One can apply to become a U.S. government civil surgeon, a filing fee is required for certification as well as verification of the following:

  • Citizenship or immigration status
  • Valid medical license (as proof of medicine practice)
  • Certification of employment
  • Proof of medical degree


NOTE FROM USCIS: There is a restricted number of blanket categories that may not require physicians to apply for civil surgeon status. See the USCIS Policy Manual’s Blanket Civil Surgeon Designation Guidance for additional details.

You may also visit USCIS Designated Civil Surgeons to know more about the educational and seminar processes of becoming a civil surgeon. For all currently designated USCIS civil surgeons, you may also send an inquiry to the following channels for specific concerns:

  1. Immigration-related questions, such as how to complete Form I-693 (a requirement for a form i-485 application to be approved): Send a message to USCIS at opscivilsurgeons@uscis.dhs.gov 
  2. Medical question about the immigration medical examination or CDC’s Technical Instructions: Send a message to CDC 
  3. For general inquiries concerning civil surgeon designation, the application process, or a pending application, call the USCIS Contact Center at (1-800-375-5283).  

Things to know about Panel Physicians

The local U.S. embassy or consulate in a particular country appoints panel physicians. These are medically trained, licensed, and experienced medical professionals who practice abroad.

Contact the consular or visa office for the most up-to-date list of panel physicians for a given US Embassy or Consulate. The Department of State website has further information about the US embassy and consulate, including contact information for these divisions.

Panel physicians should make sure that the applicant is the actual person appearing for the medical examination. 

Here are some of the responsibilities of a panel physician:

  • The panel physician is in charge of the whole immigration medical exam and vaccination requirements.
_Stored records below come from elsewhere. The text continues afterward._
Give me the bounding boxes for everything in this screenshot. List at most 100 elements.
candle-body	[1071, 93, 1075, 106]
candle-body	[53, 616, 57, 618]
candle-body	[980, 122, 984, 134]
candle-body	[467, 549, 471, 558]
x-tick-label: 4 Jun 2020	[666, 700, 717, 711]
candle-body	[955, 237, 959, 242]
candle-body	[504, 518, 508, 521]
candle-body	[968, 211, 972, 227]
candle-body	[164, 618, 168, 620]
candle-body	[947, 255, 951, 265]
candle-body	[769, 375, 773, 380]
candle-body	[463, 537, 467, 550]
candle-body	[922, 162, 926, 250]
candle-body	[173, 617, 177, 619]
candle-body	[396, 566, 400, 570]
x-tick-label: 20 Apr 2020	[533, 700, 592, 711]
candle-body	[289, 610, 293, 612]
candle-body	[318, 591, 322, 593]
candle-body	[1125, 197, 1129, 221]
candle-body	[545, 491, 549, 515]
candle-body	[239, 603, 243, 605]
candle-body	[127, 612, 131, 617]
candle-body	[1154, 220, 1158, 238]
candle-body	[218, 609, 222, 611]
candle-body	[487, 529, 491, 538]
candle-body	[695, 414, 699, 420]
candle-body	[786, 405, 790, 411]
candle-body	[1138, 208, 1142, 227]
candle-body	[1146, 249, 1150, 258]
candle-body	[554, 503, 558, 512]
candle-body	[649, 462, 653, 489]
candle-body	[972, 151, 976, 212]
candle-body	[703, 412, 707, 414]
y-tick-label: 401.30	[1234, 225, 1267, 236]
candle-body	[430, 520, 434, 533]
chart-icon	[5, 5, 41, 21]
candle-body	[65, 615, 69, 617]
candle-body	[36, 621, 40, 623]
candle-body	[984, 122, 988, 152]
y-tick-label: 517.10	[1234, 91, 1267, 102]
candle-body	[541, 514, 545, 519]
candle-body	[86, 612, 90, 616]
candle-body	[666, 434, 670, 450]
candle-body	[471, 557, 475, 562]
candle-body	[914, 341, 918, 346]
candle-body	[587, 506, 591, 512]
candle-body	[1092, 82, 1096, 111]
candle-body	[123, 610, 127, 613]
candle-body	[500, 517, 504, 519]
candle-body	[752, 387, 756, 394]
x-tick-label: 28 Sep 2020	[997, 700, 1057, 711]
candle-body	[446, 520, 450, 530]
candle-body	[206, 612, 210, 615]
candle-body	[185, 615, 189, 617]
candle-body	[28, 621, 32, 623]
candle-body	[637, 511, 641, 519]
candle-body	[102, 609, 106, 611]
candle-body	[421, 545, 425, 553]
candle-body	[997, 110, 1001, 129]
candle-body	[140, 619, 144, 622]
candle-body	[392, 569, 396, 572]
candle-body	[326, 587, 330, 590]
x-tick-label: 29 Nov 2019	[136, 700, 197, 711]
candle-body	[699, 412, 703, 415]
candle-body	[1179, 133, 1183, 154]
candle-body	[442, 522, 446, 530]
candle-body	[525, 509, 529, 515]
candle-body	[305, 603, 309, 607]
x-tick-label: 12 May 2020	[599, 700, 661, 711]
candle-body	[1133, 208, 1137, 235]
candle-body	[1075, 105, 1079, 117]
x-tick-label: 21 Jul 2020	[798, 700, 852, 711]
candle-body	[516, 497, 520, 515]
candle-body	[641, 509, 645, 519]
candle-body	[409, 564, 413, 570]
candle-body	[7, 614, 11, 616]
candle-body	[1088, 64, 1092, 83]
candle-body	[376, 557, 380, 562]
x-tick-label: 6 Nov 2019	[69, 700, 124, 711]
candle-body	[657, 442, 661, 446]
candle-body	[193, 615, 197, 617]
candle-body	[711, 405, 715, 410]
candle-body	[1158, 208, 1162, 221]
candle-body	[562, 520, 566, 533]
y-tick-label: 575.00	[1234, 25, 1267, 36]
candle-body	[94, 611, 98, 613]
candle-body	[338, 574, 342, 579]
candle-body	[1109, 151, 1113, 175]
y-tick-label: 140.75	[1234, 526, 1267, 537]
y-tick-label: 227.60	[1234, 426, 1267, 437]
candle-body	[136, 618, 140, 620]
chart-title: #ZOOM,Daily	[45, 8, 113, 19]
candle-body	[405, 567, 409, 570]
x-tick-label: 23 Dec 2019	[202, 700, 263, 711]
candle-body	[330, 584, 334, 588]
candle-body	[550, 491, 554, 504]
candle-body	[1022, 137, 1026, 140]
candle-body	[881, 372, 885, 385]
This includes obligatory x-ray and any laboratory tests if required.
  • The panel physician is in charge of reporting all needed tests and consultations. They should also ensure that the medical reports are complete and forwarded immediately to the consular officer in a sealed envelope.
  • Panel physicians do not determine if the applicant is eligible for the green card. They are only responsible for the applicant’s medical exam and for submitting forms to the consular officer.